My guess is that you did not make the readings at the same moment, and the refrigerator or air conditioner cycled off between the AC and DC readings.
So, not seeing your system, I have two guesses about the shutdown:
1. You are drawing more current than the alternator can replace, and a low-voltage disconnect in the inverter is shutting down to save the batteries, or
2. There is not enough cooling where the inverter is mounted, and a temperature sensor is shutting down the inverter to protect the solid-state devices.
Either of these could also be made worse by DC wiring that is too small, too long, or poorly connected.
[geek speak warning]
Lets say you are running 2500 watts of AC loads and have 90% inverter efficiency. While charging at 14 volts, you will draw 2500/14 or 178.6 amps to power the AC, allowing for the losses in the inverter figure that the total DC draw would be 198.4 amps.

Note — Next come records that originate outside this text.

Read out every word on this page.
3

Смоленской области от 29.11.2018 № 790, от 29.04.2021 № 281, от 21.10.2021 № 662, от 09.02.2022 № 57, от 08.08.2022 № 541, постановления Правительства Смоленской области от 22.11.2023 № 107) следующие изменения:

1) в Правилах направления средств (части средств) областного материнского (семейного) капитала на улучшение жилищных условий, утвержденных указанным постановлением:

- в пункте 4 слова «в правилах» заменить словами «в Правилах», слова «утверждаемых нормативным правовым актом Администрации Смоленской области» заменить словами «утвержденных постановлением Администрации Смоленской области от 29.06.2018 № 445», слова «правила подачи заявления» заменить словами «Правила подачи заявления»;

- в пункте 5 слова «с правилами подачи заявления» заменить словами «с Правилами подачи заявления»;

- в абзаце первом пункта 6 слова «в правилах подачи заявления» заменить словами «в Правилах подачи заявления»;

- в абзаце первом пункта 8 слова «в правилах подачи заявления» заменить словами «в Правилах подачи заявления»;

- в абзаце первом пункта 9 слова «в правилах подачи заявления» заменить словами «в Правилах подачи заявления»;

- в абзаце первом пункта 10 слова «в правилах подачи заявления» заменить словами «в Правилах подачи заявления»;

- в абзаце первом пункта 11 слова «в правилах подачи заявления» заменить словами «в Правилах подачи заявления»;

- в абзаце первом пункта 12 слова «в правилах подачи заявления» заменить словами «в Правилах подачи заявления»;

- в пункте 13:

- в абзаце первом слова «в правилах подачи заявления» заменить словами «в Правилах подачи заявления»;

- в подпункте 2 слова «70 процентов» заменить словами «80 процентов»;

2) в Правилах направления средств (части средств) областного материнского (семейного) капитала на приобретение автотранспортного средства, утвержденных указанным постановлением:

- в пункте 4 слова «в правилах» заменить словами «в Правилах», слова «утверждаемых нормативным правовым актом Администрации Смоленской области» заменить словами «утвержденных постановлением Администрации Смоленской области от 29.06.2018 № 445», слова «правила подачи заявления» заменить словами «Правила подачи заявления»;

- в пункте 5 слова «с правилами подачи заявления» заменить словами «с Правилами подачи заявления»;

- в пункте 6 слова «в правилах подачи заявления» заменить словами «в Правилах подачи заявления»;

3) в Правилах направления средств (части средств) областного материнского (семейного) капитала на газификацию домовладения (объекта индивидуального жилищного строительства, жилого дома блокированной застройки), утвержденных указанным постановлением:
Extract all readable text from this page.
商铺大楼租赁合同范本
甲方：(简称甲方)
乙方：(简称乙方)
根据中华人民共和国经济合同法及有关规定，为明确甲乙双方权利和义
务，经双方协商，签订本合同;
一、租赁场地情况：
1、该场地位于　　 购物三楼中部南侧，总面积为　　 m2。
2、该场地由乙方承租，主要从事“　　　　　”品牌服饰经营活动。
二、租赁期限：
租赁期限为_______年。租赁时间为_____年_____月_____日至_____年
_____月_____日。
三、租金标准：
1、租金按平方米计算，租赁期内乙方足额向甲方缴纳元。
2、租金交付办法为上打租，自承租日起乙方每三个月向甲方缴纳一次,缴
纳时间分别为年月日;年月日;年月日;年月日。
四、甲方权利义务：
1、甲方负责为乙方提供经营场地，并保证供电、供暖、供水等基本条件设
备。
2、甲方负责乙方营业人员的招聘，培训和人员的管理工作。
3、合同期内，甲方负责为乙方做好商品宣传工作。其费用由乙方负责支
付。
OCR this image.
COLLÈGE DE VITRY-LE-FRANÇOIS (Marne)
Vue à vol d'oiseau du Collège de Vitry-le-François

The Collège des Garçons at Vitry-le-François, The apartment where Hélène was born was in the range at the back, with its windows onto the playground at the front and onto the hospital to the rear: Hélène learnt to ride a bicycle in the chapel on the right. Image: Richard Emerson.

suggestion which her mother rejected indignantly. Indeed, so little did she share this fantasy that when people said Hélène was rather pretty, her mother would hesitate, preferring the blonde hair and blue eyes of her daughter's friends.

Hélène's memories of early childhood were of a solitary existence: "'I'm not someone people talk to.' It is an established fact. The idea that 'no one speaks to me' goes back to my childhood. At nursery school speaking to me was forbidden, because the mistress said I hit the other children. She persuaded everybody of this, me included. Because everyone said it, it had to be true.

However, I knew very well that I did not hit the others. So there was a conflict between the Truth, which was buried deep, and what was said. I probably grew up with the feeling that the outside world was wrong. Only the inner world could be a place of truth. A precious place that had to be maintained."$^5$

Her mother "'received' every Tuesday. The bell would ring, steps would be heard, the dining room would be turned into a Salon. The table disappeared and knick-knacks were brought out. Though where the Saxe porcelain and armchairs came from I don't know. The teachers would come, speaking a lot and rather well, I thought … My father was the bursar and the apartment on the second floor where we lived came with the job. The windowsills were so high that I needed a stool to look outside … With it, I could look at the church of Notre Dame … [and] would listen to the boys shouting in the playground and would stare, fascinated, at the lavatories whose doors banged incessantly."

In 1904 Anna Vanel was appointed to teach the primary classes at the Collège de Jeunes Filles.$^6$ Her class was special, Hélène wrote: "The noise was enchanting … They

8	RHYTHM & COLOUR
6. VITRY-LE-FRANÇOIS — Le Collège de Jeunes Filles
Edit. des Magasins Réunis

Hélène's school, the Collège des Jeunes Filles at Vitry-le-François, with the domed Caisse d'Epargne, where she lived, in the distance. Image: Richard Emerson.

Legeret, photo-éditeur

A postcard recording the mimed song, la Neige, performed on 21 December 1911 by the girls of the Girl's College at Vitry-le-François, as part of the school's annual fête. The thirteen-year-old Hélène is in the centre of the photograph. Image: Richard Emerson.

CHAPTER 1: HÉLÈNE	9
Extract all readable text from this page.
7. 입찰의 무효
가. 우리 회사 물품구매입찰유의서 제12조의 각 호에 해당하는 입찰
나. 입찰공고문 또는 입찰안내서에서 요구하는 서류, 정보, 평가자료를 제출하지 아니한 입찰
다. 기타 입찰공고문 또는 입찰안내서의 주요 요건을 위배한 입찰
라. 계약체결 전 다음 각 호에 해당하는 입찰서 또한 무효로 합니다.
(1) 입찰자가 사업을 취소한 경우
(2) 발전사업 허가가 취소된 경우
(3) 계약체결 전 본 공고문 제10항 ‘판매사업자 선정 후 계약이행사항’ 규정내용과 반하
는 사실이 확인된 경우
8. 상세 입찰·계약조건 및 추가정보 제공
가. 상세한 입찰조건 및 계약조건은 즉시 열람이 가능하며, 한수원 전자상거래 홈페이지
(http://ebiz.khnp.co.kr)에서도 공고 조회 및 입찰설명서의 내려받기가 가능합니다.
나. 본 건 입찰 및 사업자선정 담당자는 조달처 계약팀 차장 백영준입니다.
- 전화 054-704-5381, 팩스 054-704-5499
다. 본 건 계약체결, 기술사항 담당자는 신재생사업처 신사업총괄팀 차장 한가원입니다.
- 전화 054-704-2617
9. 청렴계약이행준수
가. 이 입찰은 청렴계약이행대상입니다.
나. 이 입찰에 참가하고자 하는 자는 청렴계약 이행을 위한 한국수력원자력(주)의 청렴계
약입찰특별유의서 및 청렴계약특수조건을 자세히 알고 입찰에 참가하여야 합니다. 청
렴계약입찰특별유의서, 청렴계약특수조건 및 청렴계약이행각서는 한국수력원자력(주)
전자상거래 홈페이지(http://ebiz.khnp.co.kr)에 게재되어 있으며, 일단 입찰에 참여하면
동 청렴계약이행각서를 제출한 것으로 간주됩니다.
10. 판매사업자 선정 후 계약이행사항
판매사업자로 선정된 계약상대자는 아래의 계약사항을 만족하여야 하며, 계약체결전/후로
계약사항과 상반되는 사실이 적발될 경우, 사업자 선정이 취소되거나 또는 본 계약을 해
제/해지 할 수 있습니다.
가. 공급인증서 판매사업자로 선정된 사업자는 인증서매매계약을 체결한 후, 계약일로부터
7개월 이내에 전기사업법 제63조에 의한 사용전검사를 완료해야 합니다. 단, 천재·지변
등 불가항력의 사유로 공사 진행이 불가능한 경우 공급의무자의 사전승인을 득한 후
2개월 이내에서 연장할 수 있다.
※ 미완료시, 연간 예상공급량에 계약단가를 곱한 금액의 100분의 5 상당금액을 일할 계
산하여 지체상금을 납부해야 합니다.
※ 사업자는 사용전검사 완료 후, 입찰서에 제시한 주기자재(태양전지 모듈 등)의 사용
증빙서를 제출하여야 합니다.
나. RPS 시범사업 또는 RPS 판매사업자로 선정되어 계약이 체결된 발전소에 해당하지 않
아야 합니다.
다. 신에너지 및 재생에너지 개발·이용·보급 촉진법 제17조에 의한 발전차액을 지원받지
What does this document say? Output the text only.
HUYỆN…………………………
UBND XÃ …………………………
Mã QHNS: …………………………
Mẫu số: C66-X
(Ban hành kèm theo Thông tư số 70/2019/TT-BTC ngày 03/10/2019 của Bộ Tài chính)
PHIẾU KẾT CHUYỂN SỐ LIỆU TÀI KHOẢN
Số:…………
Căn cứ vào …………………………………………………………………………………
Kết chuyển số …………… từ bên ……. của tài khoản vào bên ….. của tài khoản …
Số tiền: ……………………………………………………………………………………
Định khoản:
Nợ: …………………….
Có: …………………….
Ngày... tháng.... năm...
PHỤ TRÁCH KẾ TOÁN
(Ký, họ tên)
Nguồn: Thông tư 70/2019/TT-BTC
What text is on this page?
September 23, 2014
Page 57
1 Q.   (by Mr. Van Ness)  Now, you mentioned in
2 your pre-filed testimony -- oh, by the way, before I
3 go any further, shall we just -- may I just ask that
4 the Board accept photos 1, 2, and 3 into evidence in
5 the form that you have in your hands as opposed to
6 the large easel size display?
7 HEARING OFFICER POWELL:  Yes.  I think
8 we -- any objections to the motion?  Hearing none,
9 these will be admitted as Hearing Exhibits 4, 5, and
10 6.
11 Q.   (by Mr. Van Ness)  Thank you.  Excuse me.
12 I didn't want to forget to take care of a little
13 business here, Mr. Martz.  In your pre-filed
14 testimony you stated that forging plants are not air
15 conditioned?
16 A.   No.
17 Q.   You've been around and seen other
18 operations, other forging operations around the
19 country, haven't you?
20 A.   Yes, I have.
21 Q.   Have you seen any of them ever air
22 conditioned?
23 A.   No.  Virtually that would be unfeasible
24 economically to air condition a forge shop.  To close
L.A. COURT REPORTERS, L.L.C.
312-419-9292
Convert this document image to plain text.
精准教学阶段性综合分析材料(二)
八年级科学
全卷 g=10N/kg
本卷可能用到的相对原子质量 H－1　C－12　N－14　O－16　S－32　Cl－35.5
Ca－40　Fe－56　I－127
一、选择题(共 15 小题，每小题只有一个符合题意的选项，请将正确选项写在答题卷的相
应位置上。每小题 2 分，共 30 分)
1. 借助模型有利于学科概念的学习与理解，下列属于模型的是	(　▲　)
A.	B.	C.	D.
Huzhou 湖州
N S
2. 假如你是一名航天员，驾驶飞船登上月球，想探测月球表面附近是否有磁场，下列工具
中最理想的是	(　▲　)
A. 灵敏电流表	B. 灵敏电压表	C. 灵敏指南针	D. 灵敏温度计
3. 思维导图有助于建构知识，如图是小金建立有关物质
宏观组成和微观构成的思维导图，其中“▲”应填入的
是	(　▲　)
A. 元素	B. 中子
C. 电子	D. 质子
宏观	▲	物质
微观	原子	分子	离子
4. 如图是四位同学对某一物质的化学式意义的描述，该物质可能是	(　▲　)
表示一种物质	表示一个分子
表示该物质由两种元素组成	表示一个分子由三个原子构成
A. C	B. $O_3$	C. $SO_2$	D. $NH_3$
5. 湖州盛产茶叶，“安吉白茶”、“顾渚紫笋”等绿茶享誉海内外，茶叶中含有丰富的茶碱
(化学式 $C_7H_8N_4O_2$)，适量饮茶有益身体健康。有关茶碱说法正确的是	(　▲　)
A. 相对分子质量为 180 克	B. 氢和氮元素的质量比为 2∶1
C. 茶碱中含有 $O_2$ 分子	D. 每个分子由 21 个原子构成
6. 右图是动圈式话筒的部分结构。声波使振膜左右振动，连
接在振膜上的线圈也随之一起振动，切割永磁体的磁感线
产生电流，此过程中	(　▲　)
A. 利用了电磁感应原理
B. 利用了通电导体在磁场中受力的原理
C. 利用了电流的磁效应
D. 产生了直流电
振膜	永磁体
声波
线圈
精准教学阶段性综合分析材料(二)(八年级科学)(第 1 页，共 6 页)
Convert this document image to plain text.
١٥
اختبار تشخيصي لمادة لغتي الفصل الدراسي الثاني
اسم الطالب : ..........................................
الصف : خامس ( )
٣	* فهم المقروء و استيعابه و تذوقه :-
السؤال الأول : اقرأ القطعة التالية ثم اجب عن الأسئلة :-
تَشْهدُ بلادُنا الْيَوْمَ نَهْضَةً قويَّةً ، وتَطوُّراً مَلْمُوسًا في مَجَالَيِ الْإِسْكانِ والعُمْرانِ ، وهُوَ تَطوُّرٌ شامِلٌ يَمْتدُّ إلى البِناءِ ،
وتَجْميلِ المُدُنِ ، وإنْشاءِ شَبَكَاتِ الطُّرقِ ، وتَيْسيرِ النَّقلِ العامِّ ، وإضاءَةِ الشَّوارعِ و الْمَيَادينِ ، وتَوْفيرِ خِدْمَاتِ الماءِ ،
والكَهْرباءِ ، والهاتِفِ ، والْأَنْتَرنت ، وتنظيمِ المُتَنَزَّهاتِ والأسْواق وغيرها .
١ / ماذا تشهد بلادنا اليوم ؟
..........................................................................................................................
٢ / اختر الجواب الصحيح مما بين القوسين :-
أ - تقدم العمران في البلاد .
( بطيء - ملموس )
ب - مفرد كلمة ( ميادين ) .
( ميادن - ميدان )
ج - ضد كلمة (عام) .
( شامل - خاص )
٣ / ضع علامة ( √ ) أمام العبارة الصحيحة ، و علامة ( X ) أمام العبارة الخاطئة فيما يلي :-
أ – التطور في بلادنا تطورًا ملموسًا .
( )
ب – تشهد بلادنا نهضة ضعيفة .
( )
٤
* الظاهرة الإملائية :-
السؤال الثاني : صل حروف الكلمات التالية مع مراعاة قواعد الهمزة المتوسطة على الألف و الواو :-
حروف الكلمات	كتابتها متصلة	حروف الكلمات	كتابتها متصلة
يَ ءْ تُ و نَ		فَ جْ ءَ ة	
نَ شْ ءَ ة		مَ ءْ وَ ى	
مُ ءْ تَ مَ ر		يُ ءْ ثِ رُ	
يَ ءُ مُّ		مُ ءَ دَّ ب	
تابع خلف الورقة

This is equal to a resistor that is 0.07 (7/100) of an ohm. If I add 0.03 ohm of added loss in the cabling, the voltage at the inverter is now only 70% of the battery voltage, or in this case 9.8 volts. But many inverters will try harder, and attempt to draw 283.4 amps at 9.8 volts to continue supplying the requested 2500 watts AC. This causes the voltage to drop even more, and the current goes up more if it can. Meanwhile, the "lost" voltage is actually heating high resistance connections, and could start a fire.
So, the lower voltage due to an "almost good enough" DC wiring draws ~ 280 amps instead of ~ 200 amps, increasing heating of the solid-state devices, and causing either an early low voltage or a thermal shut-down.
[/geek speak warning]
So the best practice is:
1. Mount high-current devices like inverters very near the batteries, and keep the wires short.
2. Use the heaviest wire possible, without being too big to fit the connectors securely, or cause mechanical stress on them.
3. Make sure all connections are clean and tight. "Good enough" isn't good enough with high current.
4. Make sure the inverter can get a reasonable amount of air circulation, and any fins or fan ports are not blocked.
You may want to wire a voltmeter to your batteries, and not look at a charge/discharge ammeter only. See if the battery voltage is coming up when charging, (13.2 to 15 volts) or instead just breaking even (12-13 volts). You also may want to compare the voltage at the inverter with the voltage at the battery under full AC load to see if there are serious (more than ~ 0.3 volt) voltage drops.
Someone said "Making good decisions comes from experience, experience comes from bad decisions." I say there are three kinds of people: those who learn from their mistakes, those who learn from the mistakes of others, and those who never learn.